Si potrebbe continuare con gli esempi quasi all’infinito, ma qualunque sia la fazione con la quale in un determinato momento ci identifichiamo, troviamo sempre due caratteri comuni: il sentirsi nettamente distanti ed ostili alla fazione rivale – spesso più efficacemente denominata “nemico” – e contemporaneamente estremamente vicini e solidali con chi appartiene al nostro stesso gruppo. Più l'ostilità cresce, più solidarietà e fratellanza aumentano e diventano stabili. Tutto questo lo vediamo costantemente nella scena dello scontro politico; il miglior modo per far maggiormente affezionare le persone al proprio partito, è far percepire l’altro il più ostile, minaccioso e pericoloso possibile. Minaccia e conflitto cementificano i rapporti e rendono più facilmente sopportabili e meno evidenti le contraddizioni all’interno del proprio gruppo. Quando ci sentiamo parte di qualcosa, siamo più disponibili ad aiutare i nostri compagni, siamo solidali e riceviamo solidarietà, ci sentiamo sicuri e riparati perché abbiamo costantemente la sicurezza di non essere soli. Al contrario, la società di oggi che perlopiù promuove la concorrenza più spietata nella lotta alla sopravvivenza, rende gli individui soli, lontani gli uni dagli altri, creando una forte dissonanza tra vicinanza fisica e distanza emotiva. Anche quando ci riuniamo in piccole cerchie con persone con caratteristiche o mete affini alle nostre, lo facciamo sempre contro qualcos’altro. E’ così che la bellissima esperienza di essere una volta tanto parte di qualcosa più grande di noi, viene spesso sfruttata - da chi ne ha il potere – per compiere azioni contro rivali economici, politici o di qualunque altro tipo. E’ così che si giustifica e si tiene mansueta l’opinione pubblica su una guerra che si è deciso di intraprendere dall’altro capo del mondo.

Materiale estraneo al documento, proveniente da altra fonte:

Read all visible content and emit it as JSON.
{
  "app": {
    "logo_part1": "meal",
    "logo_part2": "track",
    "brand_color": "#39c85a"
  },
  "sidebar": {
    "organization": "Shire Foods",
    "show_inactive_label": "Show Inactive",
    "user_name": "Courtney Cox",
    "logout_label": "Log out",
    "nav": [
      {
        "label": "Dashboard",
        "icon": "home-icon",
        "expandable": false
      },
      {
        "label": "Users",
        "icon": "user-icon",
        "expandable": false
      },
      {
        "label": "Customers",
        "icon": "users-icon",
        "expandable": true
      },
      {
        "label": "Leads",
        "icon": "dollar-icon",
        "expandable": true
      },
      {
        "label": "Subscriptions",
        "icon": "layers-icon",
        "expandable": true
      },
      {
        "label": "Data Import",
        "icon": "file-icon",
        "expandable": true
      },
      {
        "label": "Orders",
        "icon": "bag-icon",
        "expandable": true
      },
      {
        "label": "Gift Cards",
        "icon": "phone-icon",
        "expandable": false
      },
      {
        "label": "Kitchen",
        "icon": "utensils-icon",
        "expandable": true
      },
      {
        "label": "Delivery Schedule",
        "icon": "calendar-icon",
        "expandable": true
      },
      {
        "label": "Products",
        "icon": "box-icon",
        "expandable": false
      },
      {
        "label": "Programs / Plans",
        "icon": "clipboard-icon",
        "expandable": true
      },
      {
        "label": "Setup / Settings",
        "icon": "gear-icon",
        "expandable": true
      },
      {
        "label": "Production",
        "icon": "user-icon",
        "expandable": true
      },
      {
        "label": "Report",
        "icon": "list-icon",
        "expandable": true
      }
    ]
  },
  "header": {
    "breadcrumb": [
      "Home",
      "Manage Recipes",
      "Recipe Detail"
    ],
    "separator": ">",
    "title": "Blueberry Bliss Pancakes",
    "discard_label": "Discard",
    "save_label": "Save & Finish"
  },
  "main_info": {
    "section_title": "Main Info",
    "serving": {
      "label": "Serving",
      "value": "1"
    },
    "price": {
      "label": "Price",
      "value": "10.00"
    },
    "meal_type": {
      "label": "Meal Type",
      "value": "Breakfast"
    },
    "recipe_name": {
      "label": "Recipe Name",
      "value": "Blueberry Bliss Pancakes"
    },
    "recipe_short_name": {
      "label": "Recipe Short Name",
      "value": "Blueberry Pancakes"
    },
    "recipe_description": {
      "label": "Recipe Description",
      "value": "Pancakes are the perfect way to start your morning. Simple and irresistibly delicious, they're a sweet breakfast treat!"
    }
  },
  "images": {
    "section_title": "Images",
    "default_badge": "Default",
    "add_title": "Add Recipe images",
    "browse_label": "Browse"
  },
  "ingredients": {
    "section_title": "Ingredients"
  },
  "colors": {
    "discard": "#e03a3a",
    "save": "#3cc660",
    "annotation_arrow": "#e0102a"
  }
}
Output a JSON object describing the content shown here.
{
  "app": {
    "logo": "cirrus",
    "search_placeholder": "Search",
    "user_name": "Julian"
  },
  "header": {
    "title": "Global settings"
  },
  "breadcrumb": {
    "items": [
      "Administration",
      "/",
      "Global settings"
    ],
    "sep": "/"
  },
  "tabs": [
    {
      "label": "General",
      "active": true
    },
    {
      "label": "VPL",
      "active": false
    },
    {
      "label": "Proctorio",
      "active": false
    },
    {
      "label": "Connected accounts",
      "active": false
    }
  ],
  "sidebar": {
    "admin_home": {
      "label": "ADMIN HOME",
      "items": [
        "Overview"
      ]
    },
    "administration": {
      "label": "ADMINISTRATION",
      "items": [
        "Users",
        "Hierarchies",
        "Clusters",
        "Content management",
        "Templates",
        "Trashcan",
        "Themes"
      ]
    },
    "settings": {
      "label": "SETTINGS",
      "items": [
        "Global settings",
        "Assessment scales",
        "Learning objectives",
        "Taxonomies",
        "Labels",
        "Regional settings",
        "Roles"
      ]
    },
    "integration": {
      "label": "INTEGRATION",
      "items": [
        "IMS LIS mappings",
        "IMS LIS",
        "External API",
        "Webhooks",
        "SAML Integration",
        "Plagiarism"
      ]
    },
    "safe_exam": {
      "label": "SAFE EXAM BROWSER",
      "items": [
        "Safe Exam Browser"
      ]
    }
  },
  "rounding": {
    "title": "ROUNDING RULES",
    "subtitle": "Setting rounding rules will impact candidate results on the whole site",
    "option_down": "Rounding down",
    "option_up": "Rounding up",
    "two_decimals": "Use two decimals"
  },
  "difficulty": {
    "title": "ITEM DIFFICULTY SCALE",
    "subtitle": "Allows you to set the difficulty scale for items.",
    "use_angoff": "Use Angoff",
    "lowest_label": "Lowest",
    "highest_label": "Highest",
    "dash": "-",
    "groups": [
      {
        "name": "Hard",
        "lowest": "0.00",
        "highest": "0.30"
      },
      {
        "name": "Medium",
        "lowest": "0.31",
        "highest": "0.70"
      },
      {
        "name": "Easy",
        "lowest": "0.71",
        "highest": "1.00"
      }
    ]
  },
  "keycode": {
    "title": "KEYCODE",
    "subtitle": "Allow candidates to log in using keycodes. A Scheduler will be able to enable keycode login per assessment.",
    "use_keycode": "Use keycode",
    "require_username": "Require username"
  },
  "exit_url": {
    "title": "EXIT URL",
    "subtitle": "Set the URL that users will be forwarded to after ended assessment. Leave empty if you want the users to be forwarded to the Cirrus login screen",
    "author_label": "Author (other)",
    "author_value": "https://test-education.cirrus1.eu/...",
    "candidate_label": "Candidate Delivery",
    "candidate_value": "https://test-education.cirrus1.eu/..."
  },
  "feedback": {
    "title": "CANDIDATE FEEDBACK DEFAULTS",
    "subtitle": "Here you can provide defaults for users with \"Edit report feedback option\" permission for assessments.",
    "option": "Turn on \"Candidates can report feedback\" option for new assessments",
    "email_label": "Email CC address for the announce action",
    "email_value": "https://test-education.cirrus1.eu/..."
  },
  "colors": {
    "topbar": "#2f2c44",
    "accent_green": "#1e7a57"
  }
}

Invece di continuare su questa tendenza di riunirsi in “tribù” secondo ciò che ci differenzia dagli altri, bisognerebbe cominciare a farlo secondo ciò che ci accomuna. Anziché sentirsi italiani, europei o occidentali, ci si dovrebbe iniziare a sentire semplicemente appartenenti alla fazione degli esseri umani. Ormai il termine di “cittadini del mondo” è usato quasi in ogni settore della nostra vita, manca solo il tassello più importante, quello della consapevolezza di esserlo realmente.